Sun 17 Jul 2016 View all news articles

Housing market holds steady post referendum

The price of property coming to market fell 0.9 per cent (£2,647) this month, according to Rightmove, which suggested this was within usual expectations for the run-up to the summer holiday season.

Since 2010 the month of July has recorded average price falls of 0.4 per cent.

The estate agent’s latest figures covered the two weeks pre and two weeks post the European Union referendum, giving an early view of how the turmoil of the UK’s decision to vote for a Brexit effected the property market.

Buyer demand was roughly consistent with 2014, although enquiries were down 16 per cent on 2015, as the same period last year benefitted from a post-election boost.

Most agents reported market momentum continuing due to a shortage of suitable property for sale, stated Rightmove, adding that buyers are fearful of missing out on scarce choice, along with the affordability and availability of low mortgage rates.

Meanwhile, sellers seem undeterred – compared to the same period last year, the two weeks pre-referendum saw the number of new properties coming to market down by 8 per cent, while the two weeks post-referendum saw them up by 6 per cent.

Miles Shipside, Rightmove’s director and housing market analyst, said while the housing demand and supply imbalance remains a long-term problem in many parts of the country, in the run-up to and immediate aftermath of the referendum there was an understandable drop-off in buyer enquiries.
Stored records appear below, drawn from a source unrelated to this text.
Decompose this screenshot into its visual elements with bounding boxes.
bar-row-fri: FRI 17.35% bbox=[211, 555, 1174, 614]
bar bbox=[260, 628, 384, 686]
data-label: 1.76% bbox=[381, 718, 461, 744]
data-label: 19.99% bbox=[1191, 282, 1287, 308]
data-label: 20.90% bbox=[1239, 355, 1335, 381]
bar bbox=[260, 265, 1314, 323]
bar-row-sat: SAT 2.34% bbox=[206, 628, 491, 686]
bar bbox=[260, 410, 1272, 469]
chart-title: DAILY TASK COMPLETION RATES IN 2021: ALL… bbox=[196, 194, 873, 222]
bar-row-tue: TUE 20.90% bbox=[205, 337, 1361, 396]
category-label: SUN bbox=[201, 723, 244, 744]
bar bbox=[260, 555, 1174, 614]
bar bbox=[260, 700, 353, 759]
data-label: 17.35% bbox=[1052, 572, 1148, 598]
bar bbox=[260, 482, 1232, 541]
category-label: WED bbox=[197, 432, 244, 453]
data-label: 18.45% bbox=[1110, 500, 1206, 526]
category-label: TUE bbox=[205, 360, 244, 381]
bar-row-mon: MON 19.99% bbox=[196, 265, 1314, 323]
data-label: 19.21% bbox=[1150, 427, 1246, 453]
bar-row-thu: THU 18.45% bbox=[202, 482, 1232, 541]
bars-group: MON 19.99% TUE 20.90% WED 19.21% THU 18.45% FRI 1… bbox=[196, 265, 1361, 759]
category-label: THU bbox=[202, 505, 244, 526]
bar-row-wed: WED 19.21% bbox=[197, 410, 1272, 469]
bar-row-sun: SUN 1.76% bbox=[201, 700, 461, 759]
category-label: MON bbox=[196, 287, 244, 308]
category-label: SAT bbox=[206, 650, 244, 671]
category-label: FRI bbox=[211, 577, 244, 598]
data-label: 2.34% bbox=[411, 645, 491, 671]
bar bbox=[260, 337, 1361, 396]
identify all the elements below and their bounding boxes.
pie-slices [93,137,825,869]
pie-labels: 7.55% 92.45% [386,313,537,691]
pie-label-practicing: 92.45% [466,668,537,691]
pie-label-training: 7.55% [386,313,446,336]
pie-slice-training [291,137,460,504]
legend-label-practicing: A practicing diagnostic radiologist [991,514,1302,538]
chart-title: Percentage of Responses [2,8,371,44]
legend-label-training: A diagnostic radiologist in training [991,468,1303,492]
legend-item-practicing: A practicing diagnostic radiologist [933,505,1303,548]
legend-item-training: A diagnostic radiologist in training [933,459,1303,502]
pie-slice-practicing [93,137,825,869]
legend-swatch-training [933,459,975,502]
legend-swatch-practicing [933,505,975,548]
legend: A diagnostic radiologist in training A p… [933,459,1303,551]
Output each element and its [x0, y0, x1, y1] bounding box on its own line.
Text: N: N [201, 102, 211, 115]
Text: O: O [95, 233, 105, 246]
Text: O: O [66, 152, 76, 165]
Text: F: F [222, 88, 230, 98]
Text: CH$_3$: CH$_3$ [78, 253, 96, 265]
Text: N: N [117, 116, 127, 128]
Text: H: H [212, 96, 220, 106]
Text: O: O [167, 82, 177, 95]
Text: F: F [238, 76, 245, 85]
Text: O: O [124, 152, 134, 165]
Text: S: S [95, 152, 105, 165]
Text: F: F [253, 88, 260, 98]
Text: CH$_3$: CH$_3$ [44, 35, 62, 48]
Mr Shipside said: “Buyer enquiry levels in the two weeks after the Brexit vote are now consistent with the same period in 2014, which is a more comparable benchmark.

“Housing markets do not like uncertainty, with positive sentiment typically driven by confidence and momentum, supported by low borrowing costs.

“There seems to be little prospect of an increase in historically low mortgage rates in the short to medium term, with even greater certainty readily available with increasingly competitive five-year or even ten-year fixed rates.”

Mr Shipside added that agents in areas where stock shortages were driving momentum before the referendum say activity has recovered quickly, with buyers’ fear of losing a scarce property a key factor.

Jeremy Duncombe, director of the Legal & General Mortgage Club, said it is best to look at the annual trend in house prices, rather a month in isolation.

He said: “House prices are still rising faster much than inflation over a 12 month period, and a slowing of this growth is not necessarily a bad thing.

“It is clear that demand for property still exceeds the housing supply on offer, just as it did before the referendum.

“The recent report from the House of Lords calling for 300,000 new homes to be built per year will provide some much-needed pressure in this area.”